# Woodslicer Resawing Blade



## nwbusa

Well, you sold me!


----------



## matt1970

ok…we need more details and pictures…features…comments on this one…


----------



## Manitario

yep, I agree, best bandsaw blade I've ever used!


----------



## Woodmaster1

I also think is the best blade, cuts like a knife thru butter.


----------



## MShort

Your the second person this month that I have heard that from. I may have to follow the advice. Thanks.


----------



## Kentuk55

That's the best review I've ever seen….. I'm goin to the store


----------



## Oldtool

I bought it, don't regret it. In fact, I'm very pleased with it. I can't attest to its being *the best*, but that's only because I haven't used all the others. However, I agree with the knife through butter description, great blade.


----------



## lab7654

Quick and to the point. Reviews on this blade are usually similar to this one, although with more words. Even so, the more positive testimonials the better.


----------



## LoydMoore

Great blade, great price and excellent customer service. Will not bother trying out any other.


----------



## SPalm

I agree. This changed my BS - I just love it.

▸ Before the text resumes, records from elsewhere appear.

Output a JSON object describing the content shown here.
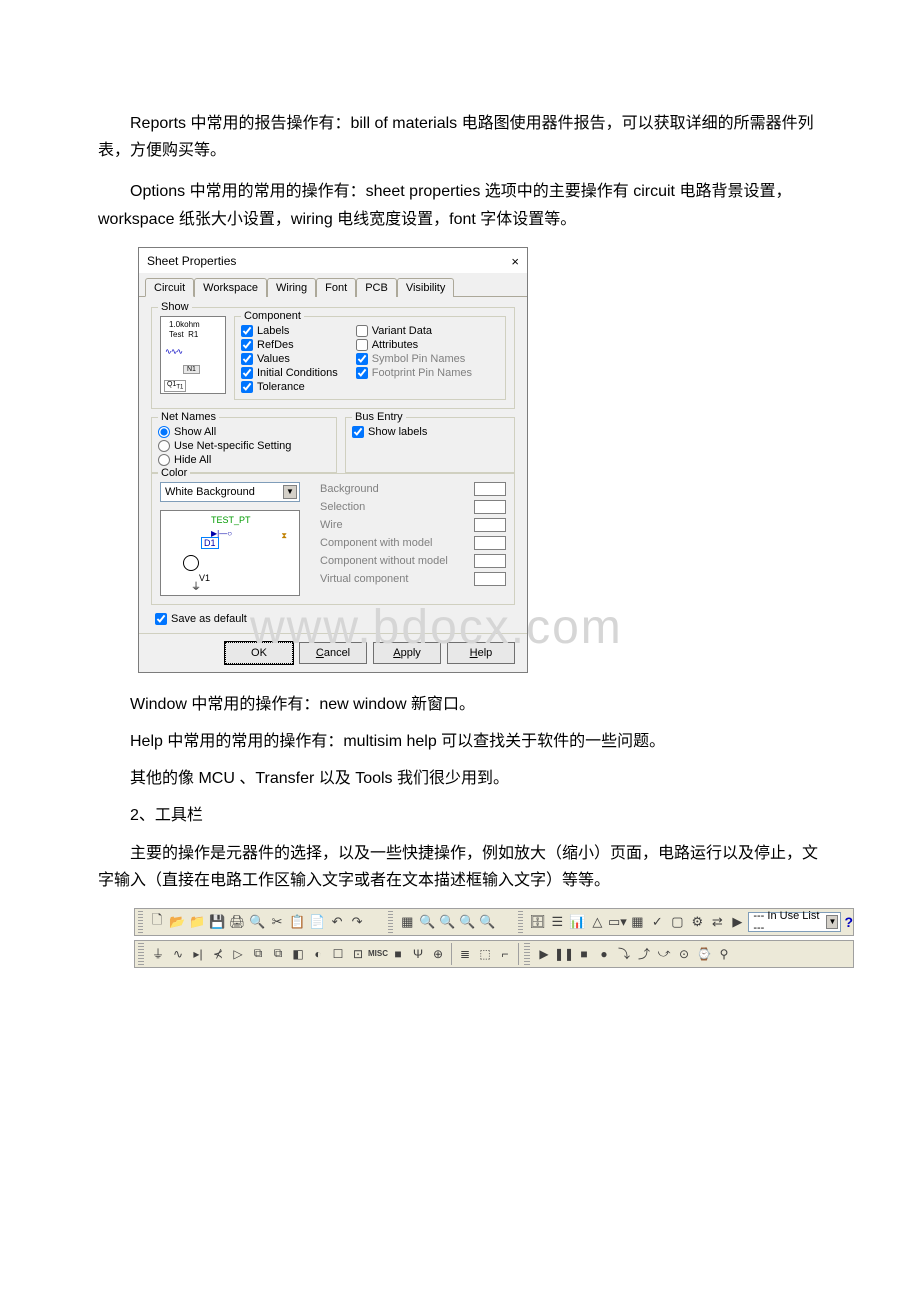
{
  "para1": "Reports 中常用的报告操作有：bill of materials 电路图使用器件报告，可以获取详细的所需器件列表，方便购买等。",
  "para2": "Options 中常用的常用的操作有：sheet properties 选项中的主要操作有 circuit 电路背景设置，workspace 纸张大小设置，wiring 电线宽度设置，font 字体设置等。",
  "dialog": {
    "title": "Sheet Properties",
    "tabs": [
      "Circuit",
      "Workspace",
      "Wiring",
      "Font",
      "PCB",
      "Visibility"
    ],
    "show": {
      "title": "Show",
      "preview": {
        "line1": "1.0kohm",
        "line2": "Test",
        "r1": "R1",
        "n1": "N1",
        "q1": "Q1"
      },
      "component": {
        "title": "Component",
        "left": [
          {
            "label": "Labels",
            "checked": true,
            "gray": false
          },
          {
            "label": "RefDes",
            "checked": true,
            "gray": false
          },
          {
            "label": "Values",
            "checked": true,
            "gray": false
          },
          {
            "label": "Initial Conditions",
            "checked": true,
            "gray": false
          },
          {
            "label": "Tolerance",
            "checked": true,
            "gray": false
          }
        ],
        "right": [
          {
            "label": "Variant Data",
            "checked": false,
            "gray": false
          },
          {
            "label": "Attributes",
            "checked": false,
            "gray": false
          },
          {
            "label": "Symbol Pin Names",
            "checked": true,
            "gray": true
          },
          {
            "label": "Footprint Pin Names",
            "checked": true,
            "gray": true
          }
        ]
      }
    },
    "netnames": {
      "title": "Net Names",
      "opts": [
        "Show All",
        "Use Net-specific Setting",
        "Hide All"
      ],
      "selected": 0
    },
    "busentry": {
      "title": "Bus Entry",
      "label": "Show labels",
      "checked": true
    },
    "color": {
      "title": "Color",
      "select": "White Background",
      "items": [
        "Background",
        "Selection",
        "Wire",
        "Component with model",
        "Component without model",
        "Virtual component"
      ],
      "preview": {
        "testpt": "TEST_PT",
        "d1": "D1",
        "v1": "V1"
      }
    },
    "savedefault": {
      "label": "Save as default",
      "checked": true
    },
    "buttons": {
      "ok": "OK",
      "cancel": "Cancel",
      "apply": "Apply",
      "help": "Help"
    }
  },
  "para3": "Window 中常用的操作有：new window 新窗口。",
  "para4": "Help 中常用的常用的操作有：multisim help 可以查找关于软件的一些问题。",
  "para5": "其他的像 MCU 、Transfer 以及 Tools 我们很少用到。",
  "para6": "2、工具栏",
  "para7": "主要的操作是元器件的选择，以及一些快捷操作，例如放大（缩小）页面，电路运行以及停止，文字输入（直接在电路工作区输入文字或者在文本描述框输入文字）等等。",
  "toolbar": {
    "inuse": "--- In Use List ---"
  },
  "watermark": "www.bdocx.com"
}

No need to write more. Just buy and try.

Steve


----------



## toeachhisown (Eddie)

dam im sold im getting one


----------



## PRGDesigns

I have used the others, Olson, etc. I am sold on the Woodslicer Resaw blade. I have used it to split 5/4 Ash Board 7" wide in half w/o a hiccup. I also used it to split 5/4 Walnut 10' wide into 5/16" slices. I use mine in a Jet 18" bandsaw that I pretty much wrote off until I upgraded it with Carter Roller Guides and the Woodslicer Resaw blade. Apologies that my comment was longer than the review.


----------



## blockhead

+1, Steve. I had the Timberwolf resaw blade and thought it couldn't get any better. 
I was wrong. The Woodslicer is just plain awesome.


----------



## Lenny

Thanks for posting this Lew. *SPalm* and *blockhead* are LJ buddies of mine and I respect their opinions. Their endorsement along with yours and others caused me to watch the Highland Woodworking video on these blades. I am convinced to try one.


----------